Sağlık turizmi ve turistin sağlığı kapsamında sunulan sağlık hizmetleri fiyat tarifesini oluşturduklarını anlatan Koca, sözlerine şöyle devam etti:
"Kültür ve Turizm Bakanlığı ile Ticaret Bakanlığı tarafından sağlık turizmi yetki belgesi alan sağlık tesisleri ve aracı kuruluşlara teşvik verilmesi sağlandı. Uluslararası Sağlık Hizmetleri Anonim Şirketi'nin kuruluş çalışmalarına başladık. Hedef ülkelere ofisler açarak sağlık açısından ülkemizin tanıtımını üstlenip, ülkemize hasta transferini kolaylaştırıcı tüm önlemleri alacağız. Diğer ülkelerin sosyal güvenlik kurumları ve özel sigorta şirketleri ile yapılacak sözleşmelerle sağlık turizmini destekleyeceğiz.
Altı dilde 7/24 hizmet veren Uluslararası Hasta Destek Birimi Tercümanlık ve Çağrı Merkezi (UHDB) açtık. Üniversite, devlet veya özel hastane ayrımı yapmaksızın ülkemizdeki tüm sağlık hizmetlerini dünyanın her yerinden, tek bir portal üzerinden erişilebilir ve ulaşılabilir hale getiriyoruz.
Sağlık turizmi açısından büyük öneme sahip termal kaynaklara sahibiz. Bu kaynaklarla birlikte fizik tedavi ve rehabilitasyon ve yaşlı bakım hizmetleri konusunda Dünya’da önemli bir konuma geleceğimizi düşünüyoruz. Bu amaçla gerekli mevzuat ve bilişim altyapılarını geliştiriyoruz."
Koca, sağlık turizminde 2023 yılı hedefleri doğrultusunda 1 milyon 500 bin sağlık turistine Türkiye'de sağlık hizmeti sunulmasını amaçladıklarını bildirerek, "10 milyar dolar Medikal turizmi geliri elde etmek, sağlık turizminde dünyada ilk sıralarda yer almak, sağlık turizmi alanında ülkemizi marka haline getirmektir." diye konuştu.
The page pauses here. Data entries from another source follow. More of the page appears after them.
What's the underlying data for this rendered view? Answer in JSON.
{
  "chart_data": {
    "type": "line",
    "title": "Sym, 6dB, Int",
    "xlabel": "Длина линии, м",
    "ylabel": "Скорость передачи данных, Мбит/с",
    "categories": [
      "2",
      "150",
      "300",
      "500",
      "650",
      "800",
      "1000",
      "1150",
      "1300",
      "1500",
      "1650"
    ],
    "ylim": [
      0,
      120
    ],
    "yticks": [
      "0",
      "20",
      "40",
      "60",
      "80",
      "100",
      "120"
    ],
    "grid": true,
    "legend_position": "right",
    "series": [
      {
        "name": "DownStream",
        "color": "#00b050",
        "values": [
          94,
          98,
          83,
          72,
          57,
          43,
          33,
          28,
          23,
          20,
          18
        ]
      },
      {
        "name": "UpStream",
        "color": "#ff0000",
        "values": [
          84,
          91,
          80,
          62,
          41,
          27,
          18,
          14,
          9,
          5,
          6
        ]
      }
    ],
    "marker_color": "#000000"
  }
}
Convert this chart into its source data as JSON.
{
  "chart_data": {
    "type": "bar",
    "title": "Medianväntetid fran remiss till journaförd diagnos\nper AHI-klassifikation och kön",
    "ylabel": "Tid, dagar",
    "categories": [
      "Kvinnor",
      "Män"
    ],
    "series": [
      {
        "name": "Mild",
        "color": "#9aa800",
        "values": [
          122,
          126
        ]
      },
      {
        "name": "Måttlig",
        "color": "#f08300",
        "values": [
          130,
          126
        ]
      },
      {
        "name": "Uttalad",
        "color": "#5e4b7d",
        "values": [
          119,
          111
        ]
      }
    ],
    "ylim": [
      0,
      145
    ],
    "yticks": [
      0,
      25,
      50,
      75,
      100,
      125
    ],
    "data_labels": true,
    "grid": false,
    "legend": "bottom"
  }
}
Sağlık Bakanlığı merkez ve taşra teşkilatının yanı sıra, bağlı ve ilgili kuruluşlarının 2019 yılı bütçesi hakkında bilgi veren Koca, "Merkezi Yönetim Bütçemiz içinde bulunduğumuz 2018 yılı için 37 milyar 914 milyon TL iken, 2019 için yüzde 28,7 artışla 48 milyar 783 milyon TL olarak planlanmaktadır. Bakanlığımızın ve bağlı kuruluşlarımızın toplam bütçe dağılımına bakacak olursak, döner sermaye bütçesi dahil Sağlık Bakanlığı 96 milyar 137 milyon, bağlı ve ilgili kuruluşlar olan Türkiye Hudut ve Sahiller Sağlık Genel Müdürlüğünün 139 milyon, Türkiye İlaç ve Tıbbi Cihaz Kurumunun 157 milyon, Türkiye Sağlık Enstitüleri Başkanlığının 50 milyon TL olarak planlandığını görmekteyiz." ifadesini kullandı.